Oppelland begründete seine Einschätzung, dass die Linke nicht zwingend ins Boot geholt werden muss, mit der Unterschiedlichkeit der mutmaßlichen Oppositionsfraktionen Linke und AfD. „Weil Linke und AfD kaum jemals im Landtag gemeinsame Sache machen, reichen die 44 Stimmen der Brombeer-Koalition theoretisch. Es muss nicht zwingend eine Duldung oder Tolerierung durch die Linke geben.“ Alle Landtagsparteien haben eine Zusammenarbeit mit der AfD ausgeschlossen, die in Thüringen erstmals die stärkste Fraktion in einem Landesparlament stellt. 

Aber auch Oppelland hält Gespräche mit der Linken für richtig. Die gebe es ja offensichtlich zwischen CDU-Fraktionschef Mario Voigt und Ministerpräsident Bodo Ramelow (Linke) bereits zum Haushalt 2025. Die Regierungsbildung in Thüringen ist auch so schwierig, weil die CDU nach einem entsprechenden Parteitagsbeschluss bundesweit eine Zusammenarbeit mit der AfD, aber auch mit der Linken ausschließt. 

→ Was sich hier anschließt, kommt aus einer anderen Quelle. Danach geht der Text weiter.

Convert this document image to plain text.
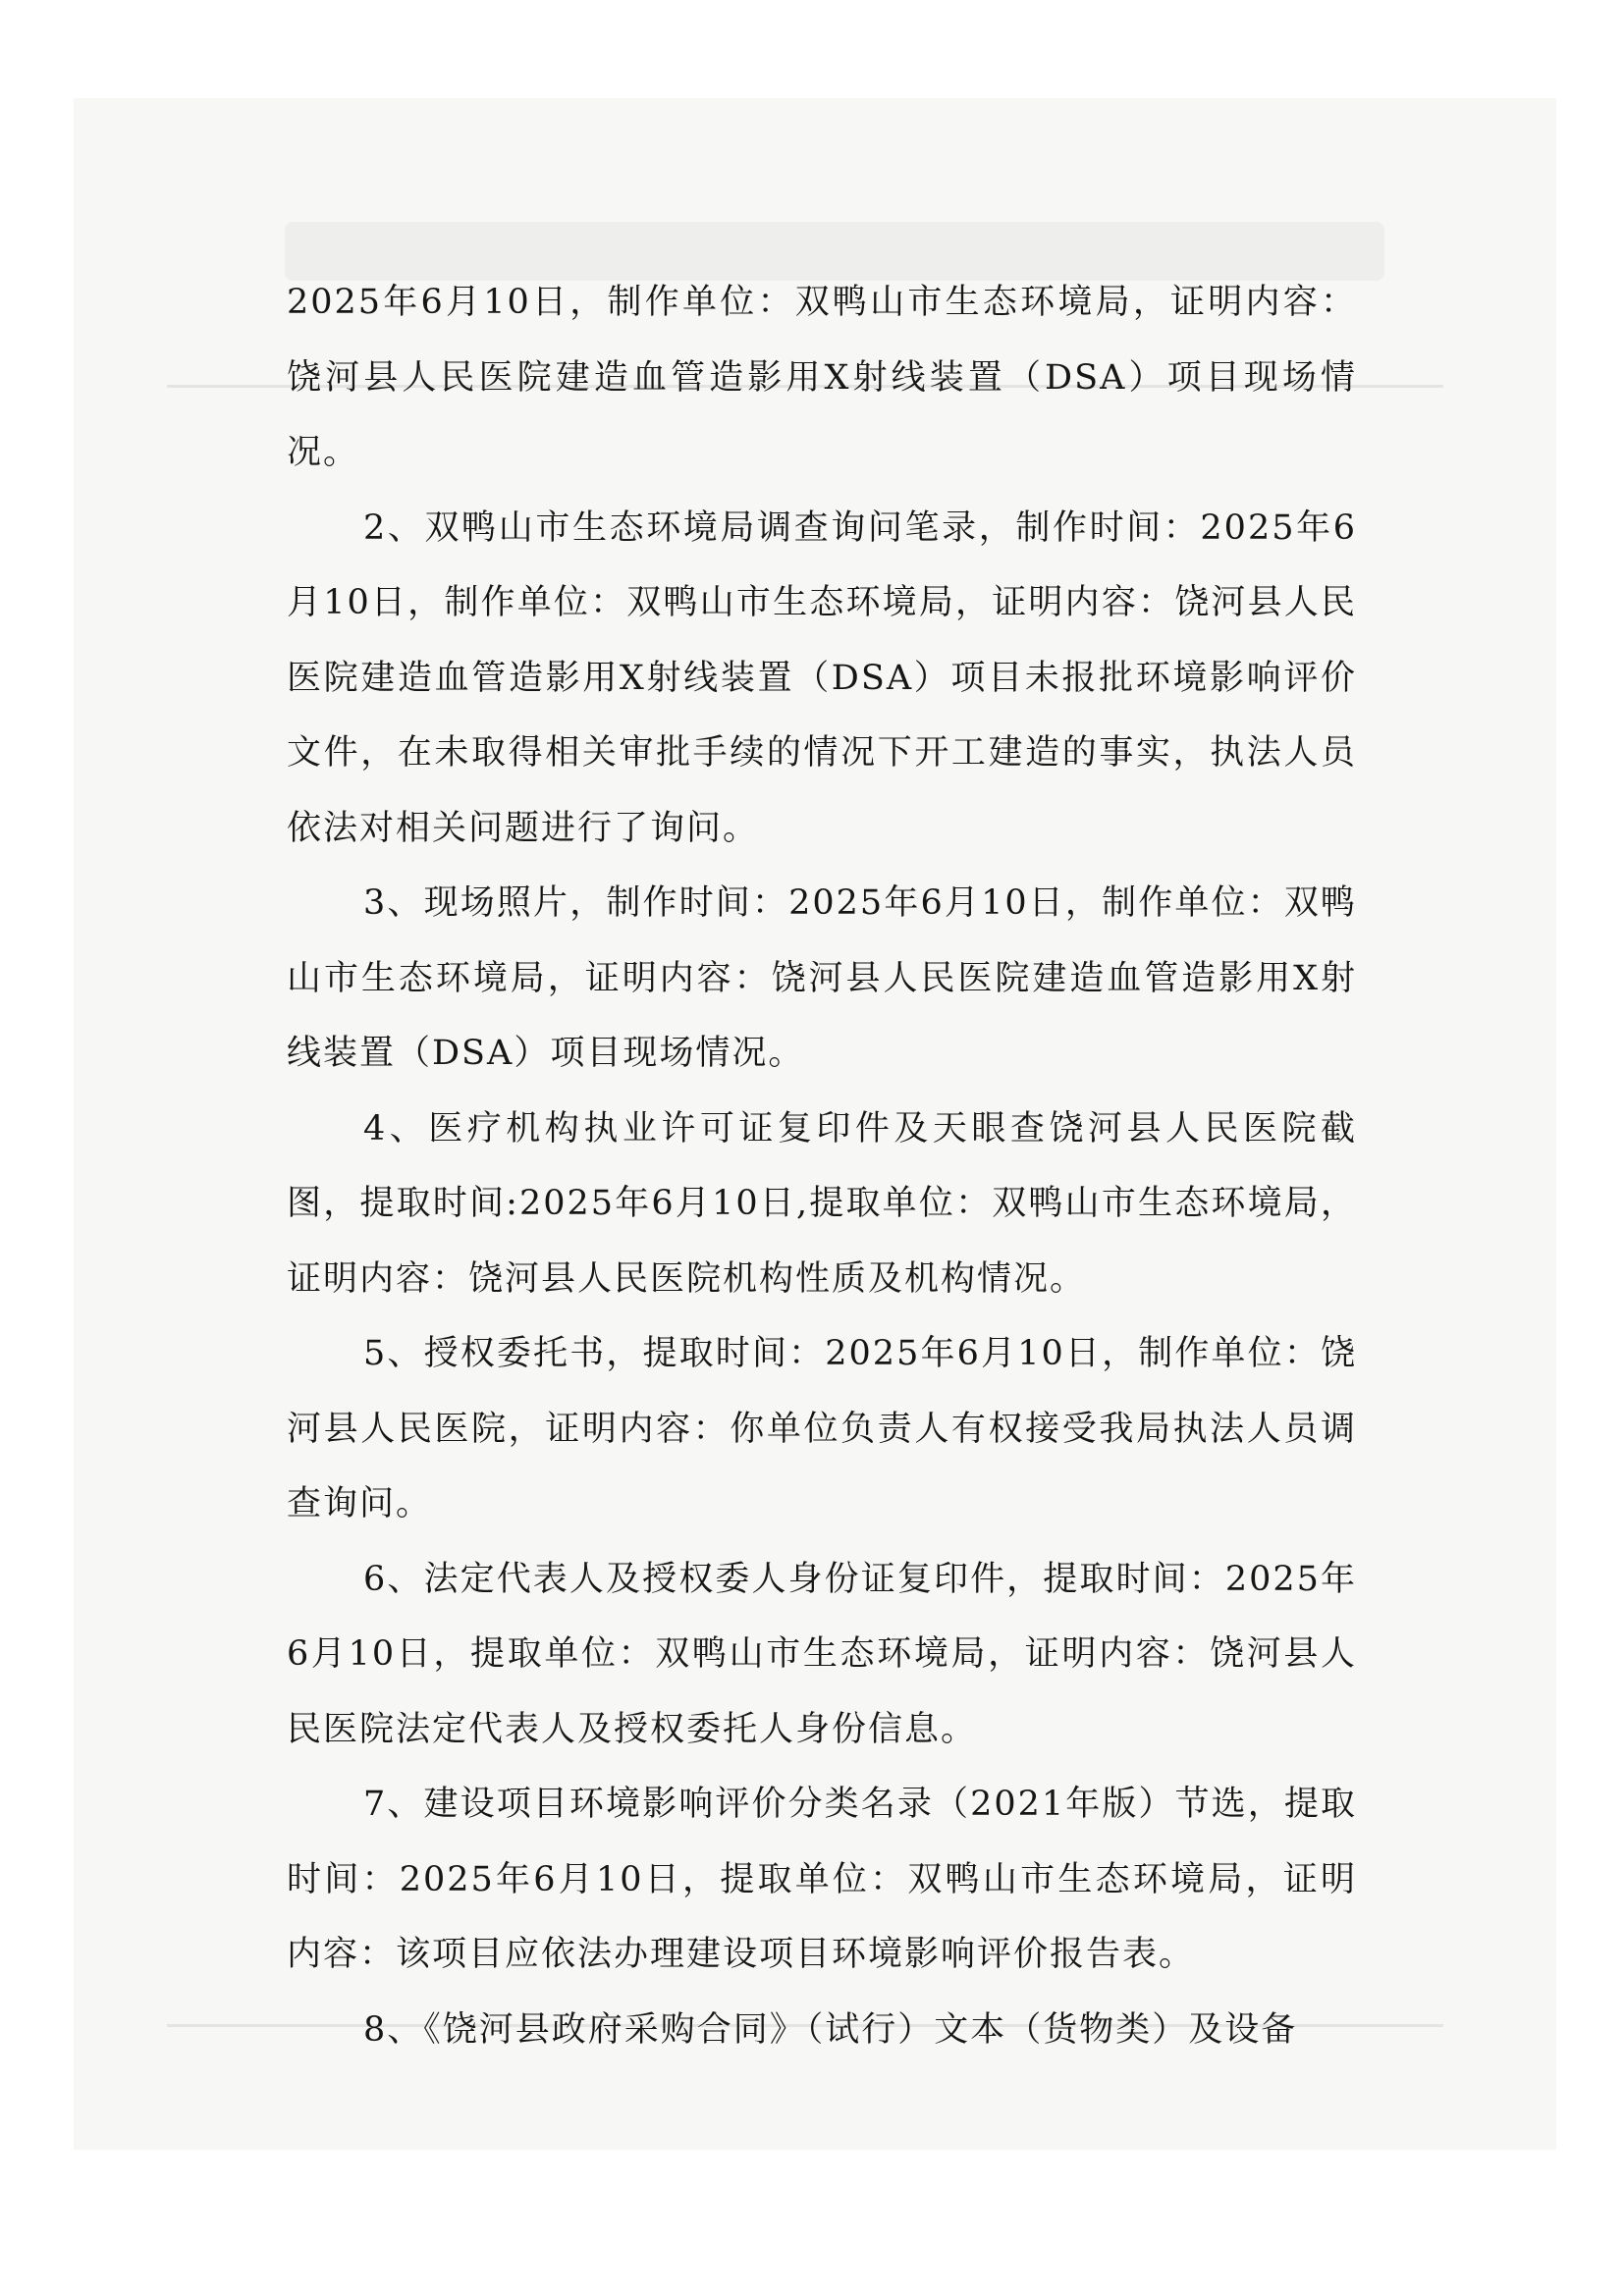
2025年6月10日，制作单位：双鸭山市生态环境局，证明内容：饶河县人民医院建造血管造影用X射线装置（DSA）项目现场情况。

2、双鸭山市生态环境局调查询问笔录，制作时间：2025年6月10日，制作单位：双鸭山市生态环境局，证明内容：饶河县人民医院建造血管造影用X射线装置（DSA）项目未报批环境影响评价文件，在未取得相关审批手续的情况下开工建造的事实，执法人员依法对相关问题进行了询问。

3、现场照片，制作时间：2025年6月10日，制作单位：双鸭山市生态环境局，证明内容：饶河县人民医院建造血管造影用X射线装置（DSA）项目现场情况。

4、医疗机构执业许可证复印件及天眼查饶河县人民医院截图，提取时间:2025年6月10日,提取单位：双鸭山市生态环境局，证明内容：饶河县人民医院机构性质及机构情况。

5、授权委托书，提取时间：2025年6月10日，制作单位：饶河县人民医院，证明内容：你单位负责人有权接受我局执法人员调查询问。

6、法定代表人及授权委人身份证复印件，提取时间：2025年6月10日，提取单位：双鸭山市生态环境局，证明内容：饶河县人民医院法定代表人及授权委托人身份信息。

7、建设项目环境影响评价分类名录（2021年版）节选，提取时间：2025年6月10日，提取单位：双鸭山市生态环境局，证明内容：该项目应依法办理建设项目环境影响评价报告表。

8、《饶河县政府采购合同》（试行）文本（货物类）及设备
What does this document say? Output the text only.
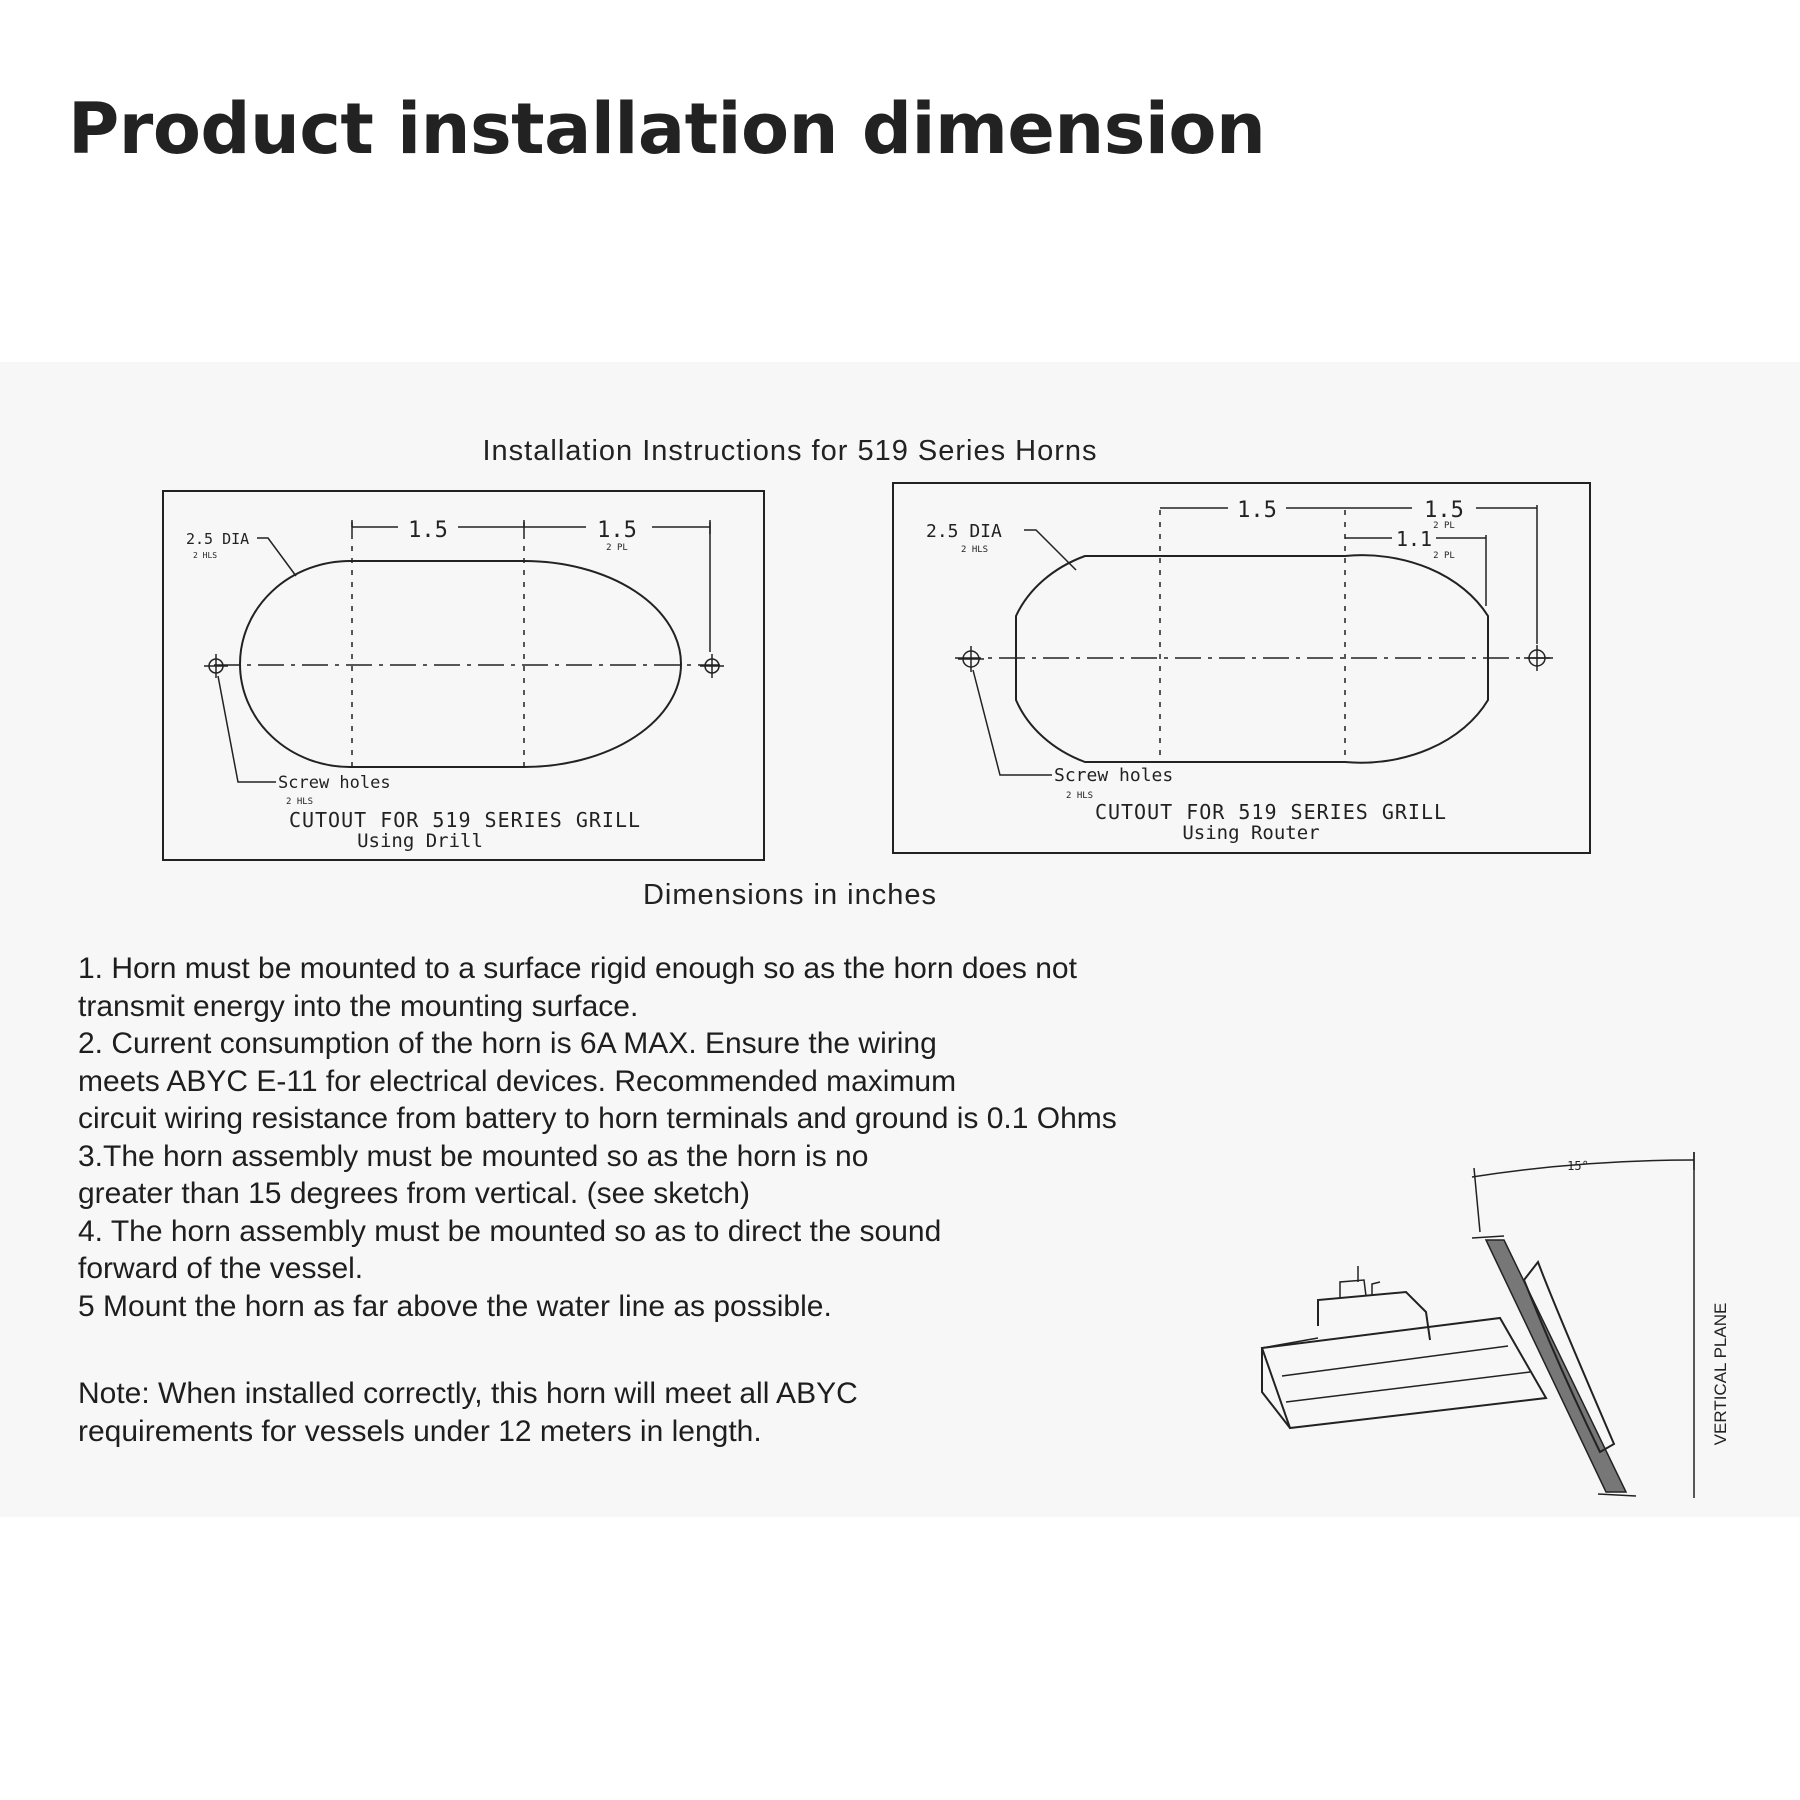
Product installation dimension
Installation Instructions for 519 Series Horns
1.5	1.5
2 PL
2.5 DIA
2 HLS
Screw holes
2 HLS
CUTOUT FOR 519 SERIES GRILL
Using Drill
1.5	1.5
2 PL
1.1
2 PL
2.5 DIA
2 HLS
Screw holes
2 HLS
CUTOUT FOR 519 SERIES GRILL
Using Router
Dimensions in inches
VERTICAL PLANE
15°

1. Horn must be mounted to a surface rigid enough so as the horn does not

transmit energy into the mounting surface.

2. Current consumption of the horn is 6A MAX. Ensure the wiring

meets ABYC E-11 for electrical devices. Recommended maximum

circuit wiring resistance from battery to horn terminals and ground is 0.1 Ohms

3.The horn assembly must be mounted so as the horn is no

greater than 15 degrees from vertical. (see sketch)

4. The horn assembly must be mounted so as to direct the sound

forward of the vessel.

5 Mount the horn as far above the water line as possible.

Note: When installed correctly, this horn will meet all ABYC

requirements for vessels under 12 meters in length.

Der Jenaer Politikwissenschaftler bekräftigte seine Haltung, wonach CDU, Sahra Wagenknechts BSW und SPD bei landespolitischen Themen „gar nicht so weit auseinander sind“. Das betreffe unter anderem die Bildungspolitik oder die innere Sicherheit. „Befindlichkeiten sind da etwas anderes.“

Voigt fehlte Amtsbonus

Den Grund für die besondere Stärke der AfD in Thüringen, die 32 Sitze im Landtag hat, sieht Oppelland darin, dass Ramelow im Gegensatz zu den Ministerpräsidenten in Brandenburg und Sachsen nicht der „Kristallisationspunkt der Anti-AfD-Wähler war“. Diese Rolle habe der Linke-Politiker 2019 in der Auseinandersetzung mit AfD-Chef Björn Höcke noch gehabt. „In diesem Jahr konnte er diese Rolle nicht ausfüllen, weil er kaum eine Option auf eine dritte Amtszeit hatte. Es war klar, dass ihm das BSW zu viele Stimmen wegnimmt.“ Der CDU-Vorsitzende Voigt habe versucht, die Rolle von Ramelow in Bezug auf die AfD einzunehmen. „Er hat das aber nicht geschafft, weil ihm der Amtsbonus fehlte.“

Die CDU wurde bei der Landtagswahl mit 23 Sitzen im Parlament zweitstärkste Partei, das BSW hat 15 Sitze, die Linke 12 und die SPD 6.